O SILÊNCIO DOS VIVOS
do Outra Saúde (por e-mail)
No sábado, chegamos às cem mil mortes e três milhões de infecções pelo novo coronavírus conhecidas no Brasil. A tragédia sem dimensões na história do país não mereceu panelaços. A imprensa tem se esforçado para dimensionar seu significado em histórias, comparações, simulações e gráficos diversos. Mas alguma coisa parece ter estancado a indignação que era demonstrada numa base diária meses atrás. Concordamos com o advogado Thiago Amparo quando ele diagnostica que o luto coletivo existe, só que está sendo esmagado pela necropolítica. “Bolsonaro está vencendo pelo cansaço”, constata, por sua vez, o jornalista Bernardo Mello Franco.

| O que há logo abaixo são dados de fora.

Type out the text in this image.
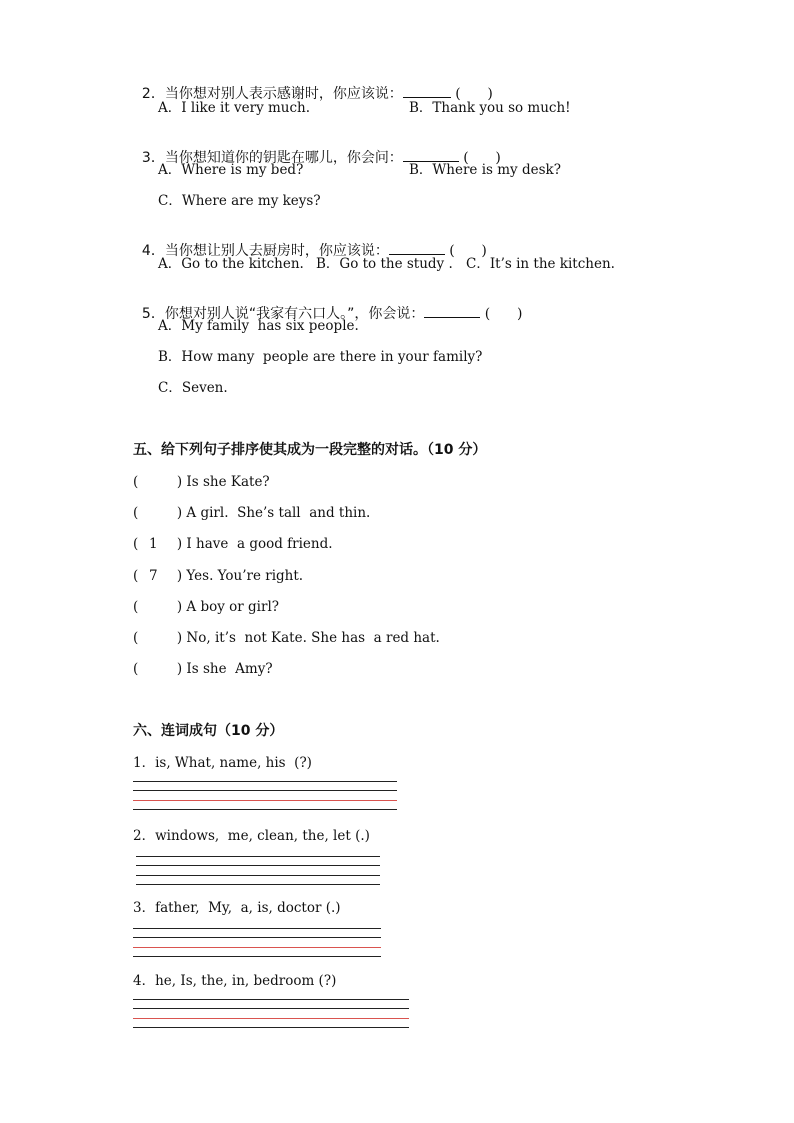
2．当你想对别人表示感谢时，你应该说：	(      )

A．I like it very much.	B．Thank you so much!

3．当你想知道你的钥匙在哪儿，你会问：	(      )

A．Where is my bed?	B．Where is my desk?
C．Where are my keys?

4．当你想让别人去厨房时，你应该说：	(      )

A．Go to the kitchen. B．Go to the study . C．It’s in the kitchen.

5．你想对别人说“我家有六口人。”，你会说：	(      )

A．My family  has six people.
B．How many  people are there in your family?
C．Seven.
五、给下列句子排序使其成为一段完整的对话。（10 分）
(	) Is she Kate?
(	) A girl.  She’s tall  and thin.
( 1 ) I have  a good friend.
( 7 ) Yes. You’re right.
(	) A boy or girl?
(	) No, it’s  not Kate. She has  a red hat.
(	) Is she  Amy?
六、连词成句（10 分）
1．is, What, name, his  (?)
2．windows,  me, clean, the, let (.)
3．father,  My,  a, is, doctor (.)
4．he, Is, the, in, bedroom (?)
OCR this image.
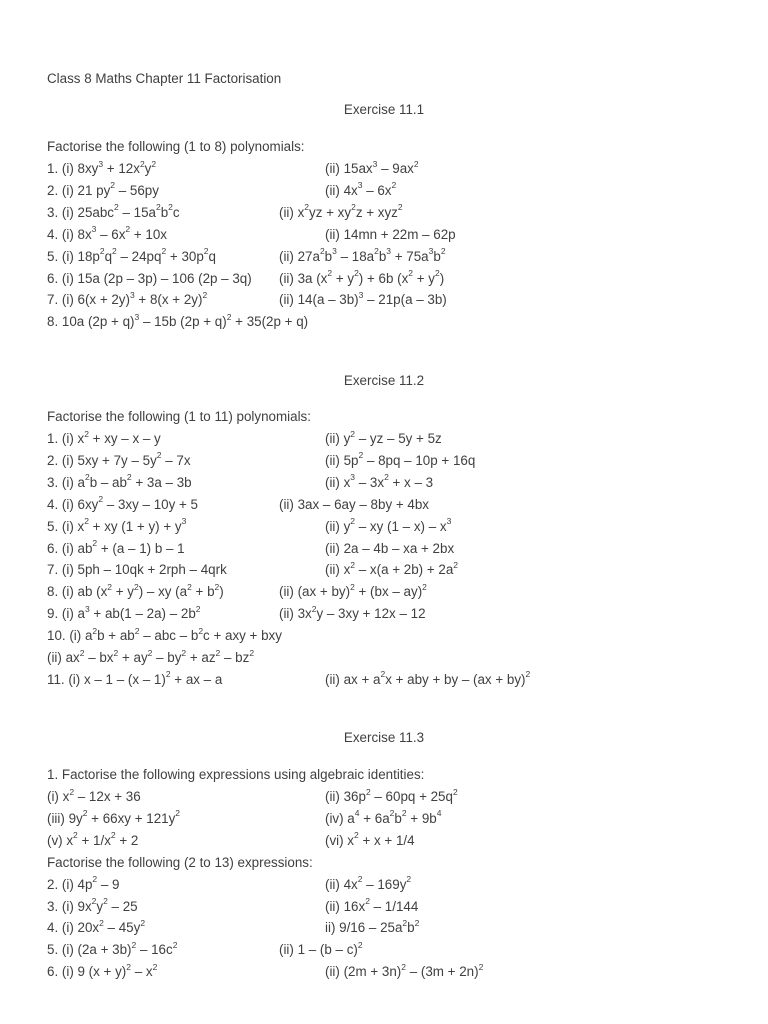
Class 8 Maths Chapter 11 Factorisation
Exercise 11.1
Factorise the following (1 to 8) polynomials:
1. (i) $8xy^3 + 12x^2y^2$	(ii) $15ax^3 - 9ax^2$
2. (i) 21 $py^2 - 56py$	(ii) $4x^3 - 6x^2$
3. (i) $25abc^2 - 15a^2b^2c$	(ii) $x^2yz + xy^2z + xyz^2$
4. (i) $8x^3 - 6x^2 + 10x$	(ii) 14mn + 22m – 62p
5. (i) $18p^2q^2 - 24pq^2 + 30p^2q$	(ii) $27a^2b^3 - 18a^2b^3 + 75a^3b^2$
6. (i) 15a (2p – 3p) – 106 (2p – 3q) (ii) 3a $(x^2 + y^2) + 6b$ $(x^2 + y^2)$
7. (i) $6(x + 2y)^3 + 8(x + 2y)^2$	(ii) 14(a – 3b)$^3$ – 21p(a – 3b)
8. 10a $(2p + q)^3 - 15b$ $(2p + q)^2 + 35(2p + q)$
Exercise 11.2
Factorise the following (1 to 11) polynomials:
1. (i) $x^2$ + xy – x – y	(ii) $y^2$ – yz – 5y + 5z
2. (i) $5xy + 7y - 5y^2 - 7x$	(ii) $5p^2 - 8pq - 10p + 16q$
3. (i) $a^2b - ab^2 + 3a - 3b$	(ii) $x^3 - 3x^2 + x - 3$
4. (i) $6xy^2 - 3xy - 10y + 5$	(ii) 3ax – 6ay – 8by + 4bx
5. (i) $x^2$ + xy $(1 + y) + y^3$	(ii) $y^2$ – xy $(1 - x) - x^3$
6. (i) $ab^2 + (a - 1)$ b – 1	(ii) 2a – 4b – xa + 2bx
7. (i) 5ph – 10qk + 2rph – 4qrk	(ii) $x^2 - x(a + 2b) + 2a^2$
8. (i) ab $(x^2 + y^2)$ – xy $(a^2 + b^2)$	(ii) (ax + by)$^2$ + (bx – ay)$^2$
9. (i) $a^3 + ab(1 - 2a) - 2b^2$	(ii) $3x^2y - 3xy + 12x - 12$
10. (i) $a^2b + ab^2$ – abc – $b^2c$ + axy + bxy
(ii) $ax^2 - bx^2 + ay^2 - by^2 + az^2 - bz^2$
11. (i) x – 1 – (x – 1)$^2$ + ax – a	(ii) ax + $a^2x$ + aby + by – (ax + by)$^2$
Exercise 11.3
1. Factorise the following expressions using algebraic identities:
(i) $x^2 - 12x + 36$	(ii) $36p^2 - 60pq + 25q^2$
(iii) $9y^2 + 66xy + 121y^2$	(iv) $a^4 + 6a^2b^2 + 9b^4$
(v) $x^2 + 1/x^2 + 2$	(vi) $x^2 + x + 1/4$
Factorise the following (2 to 13) expressions:
2. (i) $4p^2 - 9$	(ii) $4x^2 - 169y^2$
3. (i) $9x^2y^2 - 25$	(ii) $16x^2 - 1/144$
4. (i) $20x^2 - 45y^2$	ii) $9/16 - 25a^2b^2$
5. (i) $(2a + 3b)^2 - 16c^2$	(ii) 1 – (b – c)$^2$
6. (i) 9 $(x + y)^2 - x^2$	(ii) $(2m + 3n)^2 - (3m + 2n)^2$
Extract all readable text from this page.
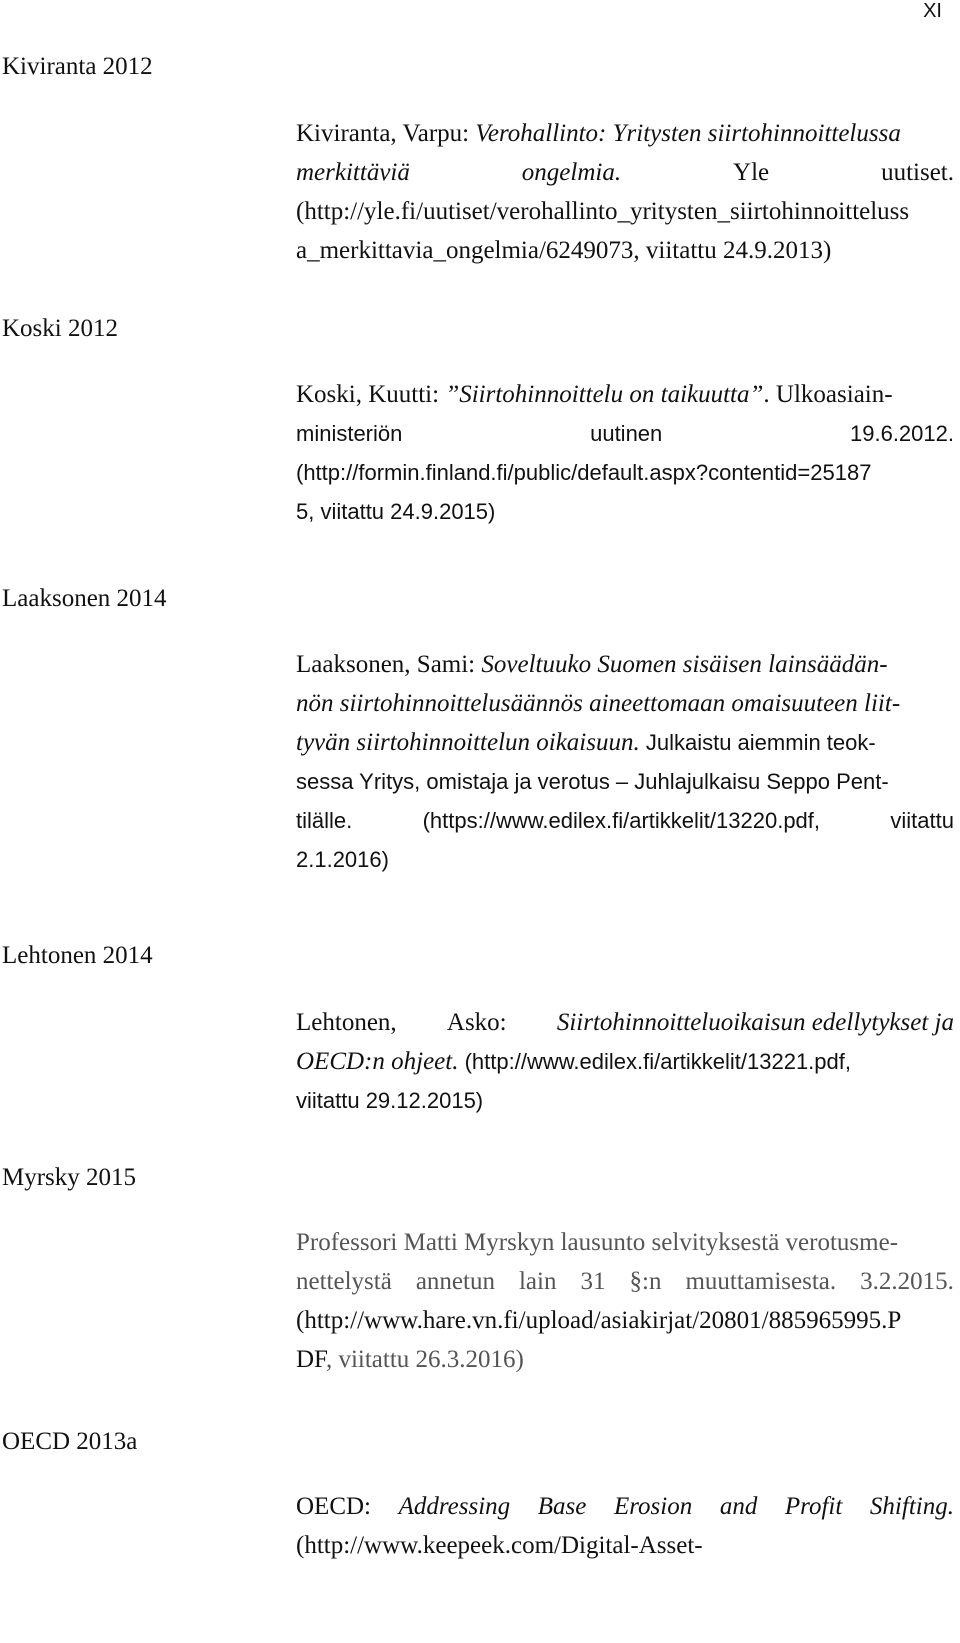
XI
Kiviranta 2012
Kiviranta, Varpu: Verohallinto: Yritysten siirtohinnoittelussa
merkittäviä	ongelmia.	Yle	uutiset.
(http://yle.fi/uutiset/verohallinto_yritysten_siirtohinnoitteluss
a_merkittavia_ongelmia/6249073, viitattu 24.9.2013)
Koski 2012
Koski, Kuutti: ”Siirtohinnoittelu on taikuutta”. Ulkoasiain-
ministeriön	uutinen	19.6.2012.
(http://formin.finland.fi/public/default.aspx?contentid=25187
5, viitattu 24.9.2015)
Laaksonen 2014
Laaksonen, Sami: Soveltuuko Suomen sisäisen lainsäädän-
nön siirtohinnoittelusäännös aineettomaan omaisuuteen liit-
tyvän siirtohinnoittelun oikaisuun. Julkaistu aiemmin teok-
sessa Yritys, omistaja ja verotus – Juhlajulkaisu Seppo Pent-
tilälle.	(https://www.edilex.fi/artikkelit/13220.pdf,	viitattu
2.1.2016)
Lehtonen 2014
Lehtonen, Asko: Siirtohinnoitteluoikaisun edellytykset ja
OECD:n ohjeet. (http://www.edilex.fi/artikkelit/13221.pdf,
viitattu 29.12.2015)
Myrsky 2015
Professori Matti Myrskyn lausunto selvityksestä verotusme-
nettelystä annetun lain 31 §:n muuttamisesta. 3.2.2015.
(http://www.hare.vn.fi/upload/asiakirjat/20801/885965995.P
DF, viitattu 26.3.2016)
OECD 2013a
OECD: Addressing Base Erosion and Profit Shifting.
(http://www.keepeek.com/Digital-Asset-
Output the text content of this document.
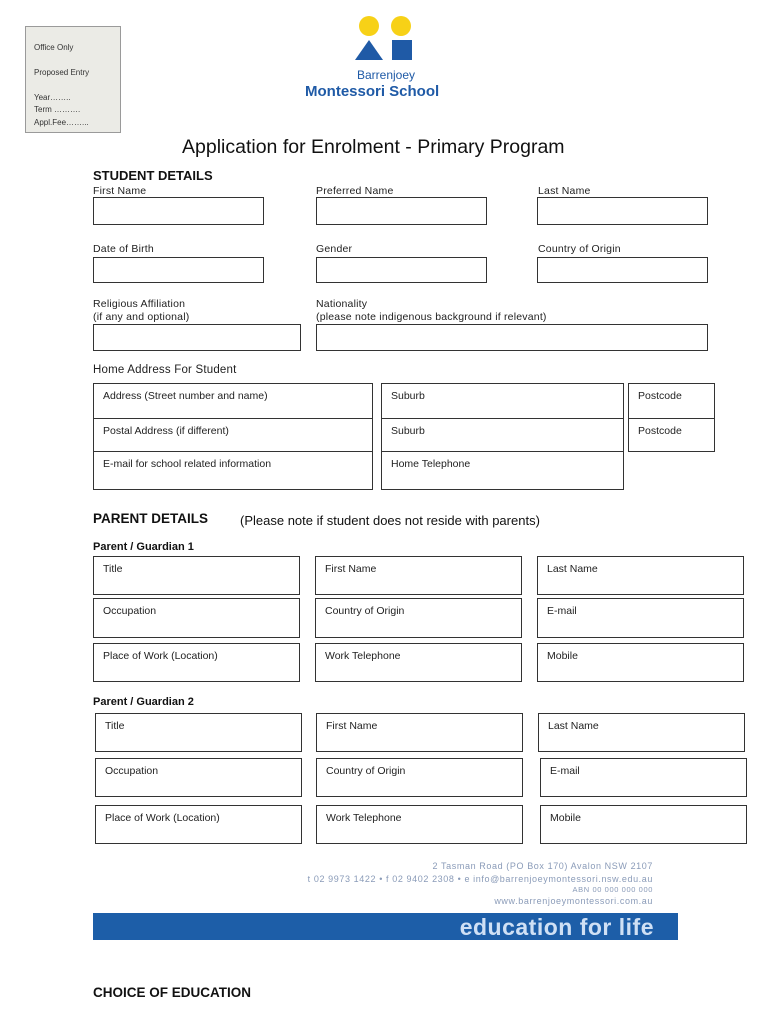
Office Only
Proposed Entry
Year……..
Term ……….
Appl.Fee……...
Barrenjoey
Montessori School
Application for Enrolment - Primary Program
STUDENT DETAILS
First Name	Preferred Name	Last Name
Date of Birth	Gender	Country of Origin
Religious Affiliation
(if any and optional)
Nationality
(please note indigenous background if relevant)
Home Address For Student
Address (Street number and name)	Suburb	Postcode
Postal Address (if different)	Suburb	Postcode
E-mail for school related information	Home Telephone
PARENT DETAILS (Please note if student does not reside with parents)
Parent / Guardian 1
Title	First Name	Last Name
Occupation	Country of Origin	E-mail
Place of Work (Location)	Work Telephone	Mobile
Parent / Guardian 2
Title	First Name	Last Name
Occupation	Country of Origin	E-mail
Place of Work (Location)	Work Telephone	Mobile
2 Tasman Road (PO Box 170) Avalon NSW 2107
t 02 9973 1422 • f 02 9402 2308 • e info@barrenjoeymontessori.nsw.edu.au
ABN 00 000 000 000
www.barrenjoeymontessori.com.au
education for life
CHOICE OF EDUCATION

No dia do fatídico marco, só atingido até agora pelos Estados Unidos, Jair Bolsonaro celebrou a vitória do Palmeiras e replicou a propaganda da sua Secretaria de Comunicação que distorce informações para comemorar números catastróficos. Como os milhões de “recuperados” – conceito extremamente duvidoso em se tratando de uma síndrome que tem mostrado poder para desabilitar permanentemente suas vítimas, com pulmões lesionados, rins danificados. Ou o número de mortes por milhão de habitantes, métrica que não serve. “Se cai um avião com 210 pessoas ninguém diz que foi uma morte por milhão de habitantes”, explica Ricardo Parolin, em entrevista ao UOL. “Com cerca de 3% da população mundial, concentramos 14% dos óbitos registrados por covid-19”, situam as pesquisadoras Jurema Werneck, Gulnar Azevedo e Zeliete Zambon.
Hoje, a quantidade de vidas perdidas já aumentou mais um ‘muito’: mil cadáveres se acumularam de lá para cá. “E seguimos contando os corpos que não podemos velar”, escreve Antonio Prata, resgatando a conclusão do atual presidente sobre a ditadura – ‘o erro foi ter torturado e não matado’, disse Bolsonaro no rádio em 2016 – para inferir: “Era óbvio, mas segue sendo surpreendente que um presidente eleito hasteando a bandeira da morte nos entregue, vejam só, a morte.”
Diante dos cem mil mortes, Supremo e Congresso decretaram luto oficial. Não há punição à vista para quem optou pelo “caminho da insensatez”. “A responsabilização por esta tragédia humana não pode deixar de ser feita”, defendem as entidades da ciência, da advocacia, da imprensa, etc. O difícil é achar quem tenha poder para tal e esteja disposto a assumir a tarefa. Aparentemente, estão todos ‘tocando a vida’.